First, we need to calculate the heat required to raise the temperature of the ice from -16 °C to 0 °C. We can use the specific heat capacity of ice:
Q1 = m * c_ice * ΔT1
Where:
Q1 = heat required to raise the temperature of ice to its melting point
m = mass of ice = 10.73 g
c_ice = specific heat capacity of ice = 2.05 J/deg/g
ΔT1 = change in temperature = 0 °C - (-16 °C) = 16 °C
Q1 = 10.73 g * 2.05 J/deg/g * 16 °C
Q1 = 349.472 J
Next, we need to calculate the heat required to melt the ice at its melting point (0 °C) and convert it to water at the same temperature. This is known as the heat of fusion.
Q2 = m * ΔH_fusion
Where:
Q2 = heat required for phase change (fusion)
m = mass of ice = 10.73 g
ΔH_fusion = heat of fusion of water = 335 J/g
Q2 = 10.73 g * 335 J/g
Q2 = 3592.55 J
Now, we need to calculate the heat required to raise the temperature of the water from 0 °C to 100 °C. We can use the specific heat capacity of liquid water:
Q3 = m * c_water * ΔT2
Where:
Q3 = heat required to raise the temperature of water to its boiling point
m = mass of water = mass of ice = 10.73 g
c_water = specific heat capacity of water = 4.184 J/deg/g
ΔT2 = change in temperature = 100 °C - 0 °C = 100 °C
Q3 = 10.73 g * 4.184 J/deg/g * 100 °C
Q3 = 4458.2792 J
Next, we need to calculate the heat required to convert the water at its boiling point (100 °C) to steam at the same temperature. This is known as the heat of vaporization.
Q4 = m * ΔH_vaporization
Where:
Q4 = heat required for phase change (vaporization)

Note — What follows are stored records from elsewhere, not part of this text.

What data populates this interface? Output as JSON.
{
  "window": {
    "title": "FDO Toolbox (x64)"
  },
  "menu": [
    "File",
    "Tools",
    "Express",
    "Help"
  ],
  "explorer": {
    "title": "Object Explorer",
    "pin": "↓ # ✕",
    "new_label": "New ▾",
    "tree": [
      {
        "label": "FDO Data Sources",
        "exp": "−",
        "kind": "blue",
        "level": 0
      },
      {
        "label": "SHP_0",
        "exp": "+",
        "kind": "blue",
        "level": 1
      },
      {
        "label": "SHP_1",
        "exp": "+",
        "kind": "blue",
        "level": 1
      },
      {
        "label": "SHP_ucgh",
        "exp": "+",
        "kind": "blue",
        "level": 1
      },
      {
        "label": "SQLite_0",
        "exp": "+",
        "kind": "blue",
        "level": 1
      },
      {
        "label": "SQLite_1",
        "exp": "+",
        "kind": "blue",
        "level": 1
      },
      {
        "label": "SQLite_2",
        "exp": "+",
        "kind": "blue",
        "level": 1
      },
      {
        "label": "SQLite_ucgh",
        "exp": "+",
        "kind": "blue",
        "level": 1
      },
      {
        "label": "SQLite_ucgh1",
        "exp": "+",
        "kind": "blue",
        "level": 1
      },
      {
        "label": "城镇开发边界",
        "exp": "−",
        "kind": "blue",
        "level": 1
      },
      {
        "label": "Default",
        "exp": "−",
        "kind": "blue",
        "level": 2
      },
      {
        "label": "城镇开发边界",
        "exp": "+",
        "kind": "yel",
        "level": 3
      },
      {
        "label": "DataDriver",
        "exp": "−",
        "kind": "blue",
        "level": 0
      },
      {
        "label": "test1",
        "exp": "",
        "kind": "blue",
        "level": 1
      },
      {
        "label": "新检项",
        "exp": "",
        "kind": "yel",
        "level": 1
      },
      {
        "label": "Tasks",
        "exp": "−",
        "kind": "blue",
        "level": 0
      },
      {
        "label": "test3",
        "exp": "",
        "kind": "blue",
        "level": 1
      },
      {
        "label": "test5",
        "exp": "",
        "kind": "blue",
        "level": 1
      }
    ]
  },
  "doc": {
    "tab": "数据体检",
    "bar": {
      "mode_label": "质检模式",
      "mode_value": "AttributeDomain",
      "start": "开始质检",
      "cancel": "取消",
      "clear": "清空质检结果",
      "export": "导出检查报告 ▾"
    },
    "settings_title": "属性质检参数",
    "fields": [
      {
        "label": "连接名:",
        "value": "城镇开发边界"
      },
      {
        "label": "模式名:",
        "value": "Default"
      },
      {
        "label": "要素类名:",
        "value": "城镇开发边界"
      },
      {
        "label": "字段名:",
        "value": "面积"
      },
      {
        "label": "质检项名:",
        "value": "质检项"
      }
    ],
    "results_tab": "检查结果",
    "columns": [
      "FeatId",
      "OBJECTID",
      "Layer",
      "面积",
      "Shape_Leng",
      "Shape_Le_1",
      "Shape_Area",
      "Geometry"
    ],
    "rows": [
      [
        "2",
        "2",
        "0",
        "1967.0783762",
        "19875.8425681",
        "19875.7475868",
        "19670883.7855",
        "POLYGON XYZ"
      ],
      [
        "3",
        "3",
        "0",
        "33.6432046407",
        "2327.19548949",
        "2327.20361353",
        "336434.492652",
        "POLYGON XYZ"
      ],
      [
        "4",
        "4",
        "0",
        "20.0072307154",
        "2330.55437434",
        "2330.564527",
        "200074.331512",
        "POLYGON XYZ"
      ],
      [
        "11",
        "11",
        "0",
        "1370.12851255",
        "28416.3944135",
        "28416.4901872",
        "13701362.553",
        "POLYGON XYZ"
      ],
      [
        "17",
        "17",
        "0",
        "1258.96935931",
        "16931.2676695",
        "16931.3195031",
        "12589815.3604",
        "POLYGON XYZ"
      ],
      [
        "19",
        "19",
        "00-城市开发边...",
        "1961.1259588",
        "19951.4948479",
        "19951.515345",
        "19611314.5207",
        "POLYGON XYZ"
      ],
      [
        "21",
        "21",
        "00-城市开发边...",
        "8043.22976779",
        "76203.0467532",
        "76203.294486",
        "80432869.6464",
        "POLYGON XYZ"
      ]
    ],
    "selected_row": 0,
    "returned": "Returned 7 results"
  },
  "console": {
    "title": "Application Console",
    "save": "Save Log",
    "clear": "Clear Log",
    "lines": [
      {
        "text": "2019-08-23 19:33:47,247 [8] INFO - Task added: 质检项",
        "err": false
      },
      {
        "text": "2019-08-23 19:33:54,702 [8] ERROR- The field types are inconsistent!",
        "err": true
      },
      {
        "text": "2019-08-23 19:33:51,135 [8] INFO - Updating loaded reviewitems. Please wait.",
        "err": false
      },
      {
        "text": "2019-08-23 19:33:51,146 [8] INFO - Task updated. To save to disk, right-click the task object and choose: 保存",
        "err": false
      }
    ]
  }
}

m = mass of water = mass of ice = 10.73 g
ΔH_vaporization = heat of vaporization of water = 2.26 kJ/g = 2260 J/g
Q4 = 10.73 g * 2260 J/g
Q4 = 24211.8 J
Finally, we need to calculate the heat required to raise the temperature of steam from 100 °C to 149 °C. We can use the specific heat capacity of steam:
Q5 = m * c_steam * ΔT3
Where:
Q5 = heat required to raise the temperature of steam to the desired temperature
m = mass of steam = mass of water = mass of ice = 10.73 g
c_steam = specific heat capacity of steam = 2.08 J/deg/g
ΔT3 = change in temperature = 149 °C - 100 °C = 49 °C
Q5 = 10.73 g * 2.08 J/deg/g * 49 °C
Q5 = 1095.0576 J
Now, we can calculate the total heat required to convert the ice to steam:
Total heat (Q_total) = Q1 + Q2 + Q3 + Q4 + Q5
Q_total = 349.472 J + 3592.55 J + 4458.2792 J + 24211.8 J + 1095.0576 J
Q_total = 32706.1598 J
Therefore, approximately 32,706.16 J of heat would be needed to convert 10.73 g of ice at -16 °C to steam at 149 °C.